Tyler Conway@jtylerconwayFeatured ColumnistMarch 29, 2019

Los Angeles Lakers' LeBron James stands in front of head coach Luke Walton during the second half of an NBA basketball game against the Washington Wizards, Tuesday, March 26, 2019, in Los Angeles. The Lakers won 124-106. (AP Photo/Jae C. Hong)
Jae C. Hong/Associated Press

As the Los Angeles Lakers' miserable season comes to a close, the league has begun to take stock of what went wrong. 

One of the major issues: LeBron James' relationship (or lack thereof) with his young teammates.
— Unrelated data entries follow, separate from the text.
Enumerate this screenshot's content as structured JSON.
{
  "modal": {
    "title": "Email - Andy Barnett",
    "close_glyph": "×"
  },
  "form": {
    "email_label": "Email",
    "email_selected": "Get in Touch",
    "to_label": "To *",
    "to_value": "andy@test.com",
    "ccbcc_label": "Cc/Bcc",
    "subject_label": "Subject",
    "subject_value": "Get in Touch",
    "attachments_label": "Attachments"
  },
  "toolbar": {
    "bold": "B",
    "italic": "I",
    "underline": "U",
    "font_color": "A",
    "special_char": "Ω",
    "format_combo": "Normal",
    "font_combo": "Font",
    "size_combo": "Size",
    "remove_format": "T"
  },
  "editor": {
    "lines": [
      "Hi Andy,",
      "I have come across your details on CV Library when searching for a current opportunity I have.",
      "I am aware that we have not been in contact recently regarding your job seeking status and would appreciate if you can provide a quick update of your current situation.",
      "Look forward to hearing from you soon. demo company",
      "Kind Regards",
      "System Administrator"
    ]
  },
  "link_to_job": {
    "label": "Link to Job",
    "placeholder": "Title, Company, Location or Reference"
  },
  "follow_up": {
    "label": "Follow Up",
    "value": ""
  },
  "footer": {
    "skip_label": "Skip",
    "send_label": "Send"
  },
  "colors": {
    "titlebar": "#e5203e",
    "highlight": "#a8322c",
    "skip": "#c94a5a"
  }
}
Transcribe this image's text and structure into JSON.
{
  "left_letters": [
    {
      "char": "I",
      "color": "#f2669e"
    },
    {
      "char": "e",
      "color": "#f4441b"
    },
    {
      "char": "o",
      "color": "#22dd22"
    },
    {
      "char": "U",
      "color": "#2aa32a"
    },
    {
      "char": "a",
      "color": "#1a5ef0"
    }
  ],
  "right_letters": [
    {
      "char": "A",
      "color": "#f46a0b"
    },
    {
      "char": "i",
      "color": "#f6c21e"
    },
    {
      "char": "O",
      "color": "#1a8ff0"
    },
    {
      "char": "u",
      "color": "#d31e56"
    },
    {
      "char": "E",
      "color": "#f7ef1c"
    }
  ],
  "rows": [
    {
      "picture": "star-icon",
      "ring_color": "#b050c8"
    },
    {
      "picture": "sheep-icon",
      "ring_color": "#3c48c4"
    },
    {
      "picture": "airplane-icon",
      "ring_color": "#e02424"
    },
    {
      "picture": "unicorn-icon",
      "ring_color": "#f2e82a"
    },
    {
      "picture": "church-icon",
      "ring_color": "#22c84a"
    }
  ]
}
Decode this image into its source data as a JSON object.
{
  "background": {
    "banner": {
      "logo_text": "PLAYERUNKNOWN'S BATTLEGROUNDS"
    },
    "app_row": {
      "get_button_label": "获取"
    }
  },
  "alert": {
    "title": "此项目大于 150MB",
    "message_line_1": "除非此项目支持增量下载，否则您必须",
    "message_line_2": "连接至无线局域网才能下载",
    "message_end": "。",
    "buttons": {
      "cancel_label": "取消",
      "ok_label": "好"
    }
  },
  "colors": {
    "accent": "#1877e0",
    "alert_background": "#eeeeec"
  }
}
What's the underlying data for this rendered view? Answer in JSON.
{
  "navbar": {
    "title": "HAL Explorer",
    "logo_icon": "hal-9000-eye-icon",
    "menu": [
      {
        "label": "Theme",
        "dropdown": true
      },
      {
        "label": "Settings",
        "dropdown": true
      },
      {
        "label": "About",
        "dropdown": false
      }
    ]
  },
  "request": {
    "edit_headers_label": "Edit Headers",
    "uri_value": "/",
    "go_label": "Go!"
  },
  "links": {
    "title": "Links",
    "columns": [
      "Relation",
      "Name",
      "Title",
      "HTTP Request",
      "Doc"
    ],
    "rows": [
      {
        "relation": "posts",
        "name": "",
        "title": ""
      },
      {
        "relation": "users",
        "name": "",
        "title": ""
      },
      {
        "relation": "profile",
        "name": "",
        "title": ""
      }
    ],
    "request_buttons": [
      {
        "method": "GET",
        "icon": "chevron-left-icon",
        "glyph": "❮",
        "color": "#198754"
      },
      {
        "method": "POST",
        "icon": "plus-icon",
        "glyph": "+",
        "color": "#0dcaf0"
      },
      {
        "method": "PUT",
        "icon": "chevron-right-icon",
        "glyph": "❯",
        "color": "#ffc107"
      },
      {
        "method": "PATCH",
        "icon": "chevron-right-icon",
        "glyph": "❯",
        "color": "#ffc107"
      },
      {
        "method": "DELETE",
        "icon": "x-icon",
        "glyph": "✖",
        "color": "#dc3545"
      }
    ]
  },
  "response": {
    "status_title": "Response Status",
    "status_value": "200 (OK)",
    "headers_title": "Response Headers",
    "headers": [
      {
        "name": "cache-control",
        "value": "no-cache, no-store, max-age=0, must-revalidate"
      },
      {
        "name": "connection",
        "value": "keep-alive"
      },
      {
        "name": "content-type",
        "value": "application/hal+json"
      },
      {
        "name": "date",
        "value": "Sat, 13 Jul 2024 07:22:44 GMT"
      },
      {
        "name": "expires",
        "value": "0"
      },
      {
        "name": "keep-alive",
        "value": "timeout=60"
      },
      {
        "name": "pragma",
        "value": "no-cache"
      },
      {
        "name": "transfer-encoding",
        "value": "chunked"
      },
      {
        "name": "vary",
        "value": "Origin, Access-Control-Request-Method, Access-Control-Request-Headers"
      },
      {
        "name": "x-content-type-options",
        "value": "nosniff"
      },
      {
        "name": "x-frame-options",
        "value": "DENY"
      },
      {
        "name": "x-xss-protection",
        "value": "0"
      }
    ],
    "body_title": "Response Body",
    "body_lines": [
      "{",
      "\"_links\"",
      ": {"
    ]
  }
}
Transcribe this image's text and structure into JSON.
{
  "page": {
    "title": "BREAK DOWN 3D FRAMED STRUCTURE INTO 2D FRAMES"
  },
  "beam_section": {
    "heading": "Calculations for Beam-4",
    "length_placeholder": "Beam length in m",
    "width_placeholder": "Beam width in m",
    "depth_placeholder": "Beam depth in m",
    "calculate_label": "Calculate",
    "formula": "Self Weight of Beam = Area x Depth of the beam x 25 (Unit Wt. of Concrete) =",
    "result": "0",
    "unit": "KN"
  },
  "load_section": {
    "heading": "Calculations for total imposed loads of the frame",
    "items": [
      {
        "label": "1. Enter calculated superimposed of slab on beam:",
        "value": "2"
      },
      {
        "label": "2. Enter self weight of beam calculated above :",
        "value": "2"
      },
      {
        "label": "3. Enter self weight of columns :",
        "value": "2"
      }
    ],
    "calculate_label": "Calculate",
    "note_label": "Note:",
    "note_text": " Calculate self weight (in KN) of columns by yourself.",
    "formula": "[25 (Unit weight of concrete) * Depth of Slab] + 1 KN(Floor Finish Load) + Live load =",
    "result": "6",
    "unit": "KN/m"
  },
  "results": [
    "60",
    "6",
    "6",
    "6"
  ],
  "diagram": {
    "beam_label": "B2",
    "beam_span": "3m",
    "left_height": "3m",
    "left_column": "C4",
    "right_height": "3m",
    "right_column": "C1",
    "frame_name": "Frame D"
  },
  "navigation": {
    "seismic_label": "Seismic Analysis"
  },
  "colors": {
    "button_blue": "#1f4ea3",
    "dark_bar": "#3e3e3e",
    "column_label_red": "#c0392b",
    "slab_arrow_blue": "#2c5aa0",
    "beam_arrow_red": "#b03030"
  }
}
Dave McMenamin of ESPN.com reported a team source didn't think LeBron "fully engaged with the younger teammates prior to the trade deadline." The Lakers were reportedly heavily pursuing an Anthony Davis trade prior to the deadline, with nearly all of their young core pieces on the table in talks.

McMenamin's article noted the Lakers held a team meeting Feb. 23, in which many of the young players addressed their concerns with James' body language. LeBron reportedly admitted to not always being fully engaged, but the results never came. The Lakers lost their next game to the Memphis Grizzlies and have fallen out of playoff contention.

"Just because [the meeting] was positive doesn't mean we're going to win 25 games in a row," a team source told McMenamin. 

It will be the Lakers' sixth straight season missing the playoffs and LeBron's first since his second year in the NBA.

The Lakers' roster-building philosophy has been a bit of a mess the entire season. None of their offseason veteran acquisitions—Rajon Rondo, Lance Stephenson, Michael Beasley and JaVale McGee—have worked out (McGee's been the closest). They also allowed far better players, most notably Julius Randle and Brook Lopez, to leave in free agency.

McMenamin reported the Lakers never made Randle a contract offer despite him being a restricted free agent.

James' lack of relationship with his teammates shouldn't come as much of a surprise. LeBron has always built relationships slowly with teammates; his first seasons in Miami and back in Cleveland were notably rocky. It took a poolside meeting with Kevin Love in 2015 to fix the fractures of their relationship from their first season together.

James is also more than a decade older than his best teammates; there's going to be a natural generational discord. Couple that with the fact everyone in that locker room knows their time in Los Angeles is probably limited—the Lakers aren't going to stop making trade calls—and it was always a recipe for disaster.